Further, prior art disclosed in Japanese Unexamined Patent Publication JP-A 9-133913 (1997) also relates to a reflective-type liquid crystal display apparatus comprising a polarizer, a phase difference plate and a liquid crystal cell, which are arranged in this order, the apparatus further comprising at least one of light-diffusing means and light-gathering means, whereby an improved viewing angle characteristic is attained.
The projection-type liquid crystal display apparatus needs to have a panel of small size for miniaturizing the apparatus itself and reducing the cost for an optical system, for example. As the panel size becomes smaller, the definition of the liquid crystal display apparatus becomes higher, so that adjacent pixels becomes very proximate to each other. Therefore, there is a problem that a lateral electric field may be created among the adjacent pixel electrodes to newly cause orientation irregularity of the liquid crystal molecules, thereby causing a decrease in luminance.

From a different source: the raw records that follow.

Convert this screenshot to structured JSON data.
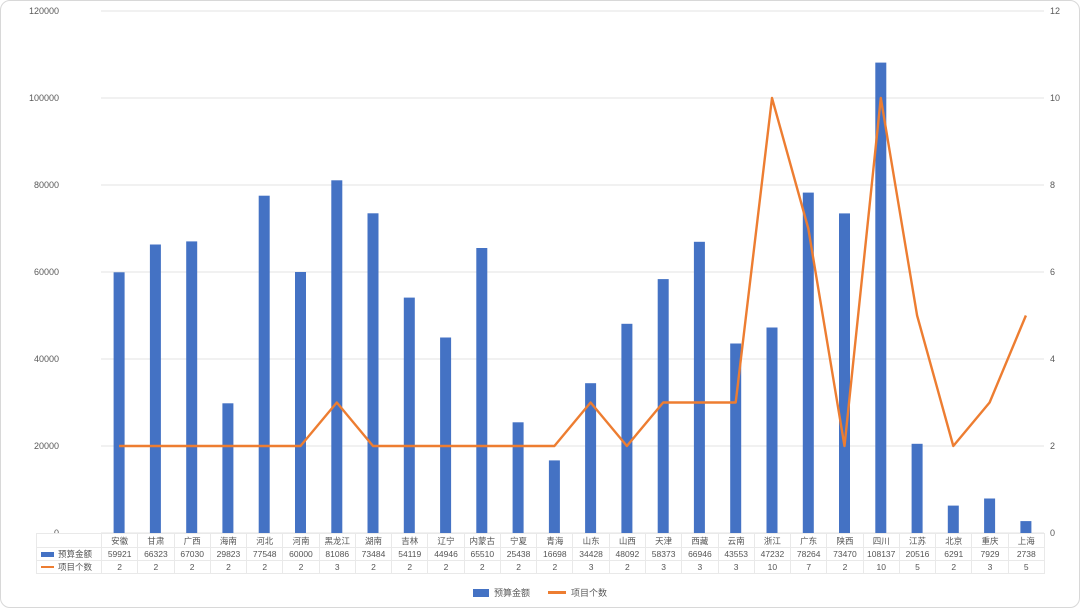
{
  "chart_data": {
    "type": "combo",
    "title": "",
    "categories": [
      "安徽",
      "甘肃",
      "广西",
      "海南",
      "河北",
      "河南",
      "黑龙江",
      "湖南",
      "吉林",
      "辽宁",
      "内蒙古",
      "宁夏",
      "青海",
      "山东",
      "山西",
      "天津",
      "西藏",
      "云南",
      "浙江",
      "广东",
      "陕西",
      "四川",
      "江苏",
      "北京",
      "重庆",
      "上海"
    ],
    "series": [
      {
        "name": "预算金额",
        "type": "bar",
        "axis": "left",
        "color": "#4472C4",
        "values": [
          59921,
          66323,
          67030,
          29823,
          77548,
          60000,
          81086,
          73484,
          54119,
          44946,
          65510,
          25438,
          16698,
          34428,
          48092,
          58373,
          66946,
          43553,
          47232,
          78264,
          73470,
          108137,
          20516,
          6291,
          7929,
          2738
        ]
      },
      {
        "name": "项目个数",
        "type": "line",
        "axis": "right",
        "color": "#ED7D31",
        "values": [
          2,
          2,
          2,
          2,
          2,
          2,
          3,
          2,
          2,
          2,
          2,
          2,
          2,
          3,
          2,
          3,
          3,
          3,
          10,
          7,
          2,
          10,
          5,
          2,
          3,
          5
        ]
      }
    ],
    "left_axis": {
      "min": 0,
      "max": 120000,
      "step": 20000,
      "ticks": [
        "0",
        "20000",
        "40000",
        "60000",
        "80000",
        "100000",
        "120000"
      ]
    },
    "right_axis": {
      "min": 0,
      "max": 12,
      "step": 2,
      "ticks": [
        "0",
        "2",
        "4",
        "6",
        "8",
        "10",
        "12"
      ]
    },
    "grid": true,
    "legend_position": "bottom",
    "legend": [
      "预算金额",
      "项目个数"
    ],
    "data_table_shown": true,
    "gridline_color": "#e3e3e3",
    "text_color": "#595959"
  }
}
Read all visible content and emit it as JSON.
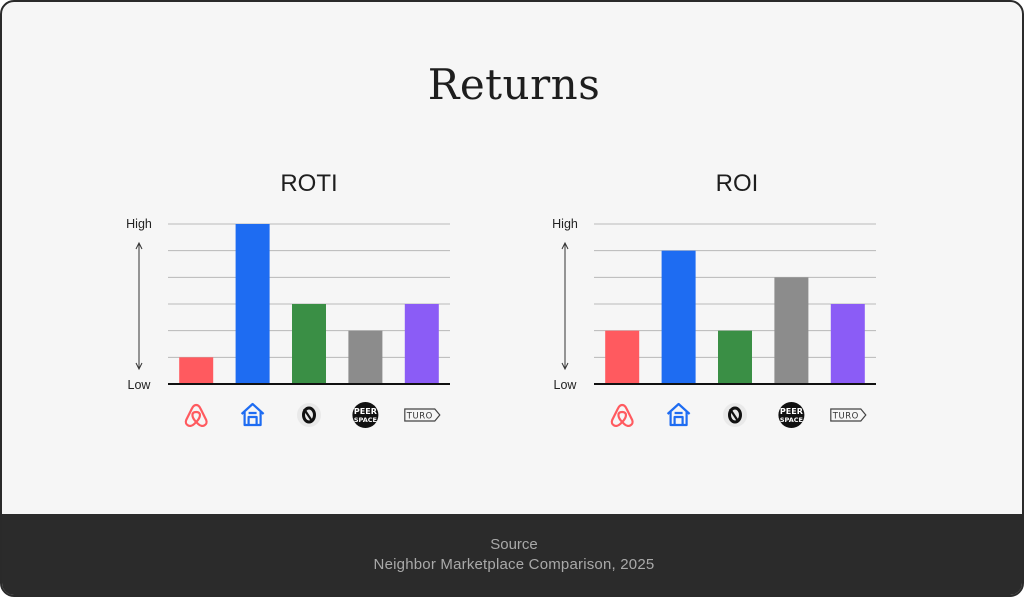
{
  "title": "Returns",
  "footer": {
    "source_label": "Source",
    "source_text": "Neighbor Marketplace Comparison, 2025"
  },
  "colors": {
    "airbnb": "#ff5a5f",
    "neighbor": "#1e6cf2",
    "outdoorsy": "#3a8f45",
    "peerspace": "#8c8c8c",
    "turo": "#8b5cf6"
  },
  "chart_data": [
    {
      "type": "bar",
      "title": "ROTI",
      "ylabel_high": "High",
      "ylabel_low": "Low",
      "ylim": [
        0,
        6
      ],
      "grid": true,
      "categories": [
        "Airbnb",
        "Neighbor",
        "Outdoorsy",
        "Peerspace",
        "Turo"
      ],
      "icons": [
        "airbnb-icon",
        "neighbor-house-icon",
        "outdoorsy-icon",
        "peerspace-icon",
        "turo-icon"
      ],
      "values": [
        1,
        6,
        3,
        2,
        3
      ]
    },
    {
      "type": "bar",
      "title": "ROI",
      "ylabel_high": "High",
      "ylabel_low": "Low",
      "ylim": [
        0,
        6
      ],
      "grid": true,
      "categories": [
        "Airbnb",
        "Neighbor",
        "Outdoorsy",
        "Peerspace",
        "Turo"
      ],
      "icons": [
        "airbnb-icon",
        "neighbor-house-icon",
        "outdoorsy-icon",
        "peerspace-icon",
        "turo-icon"
      ],
      "values": [
        2,
        5,
        2,
        4,
        3
      ]
    }
  ]
}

With regard to the liquid crystal display apparatus using the N-type liquid crystal, a larger angle is often selected as the tilt angle .theta. in order to prevent the liquid crystal molecules from being irregularly oriented. However, in the case where a larger angle is selected as the tilt angle .theta., there is a problem that a phase difference is generated due to the tilt of the liquid crystal molecules at the time of non-select voltage application, and light leakage is thereby caused and the liquid crystal display apparatus has significantly lowered contrast.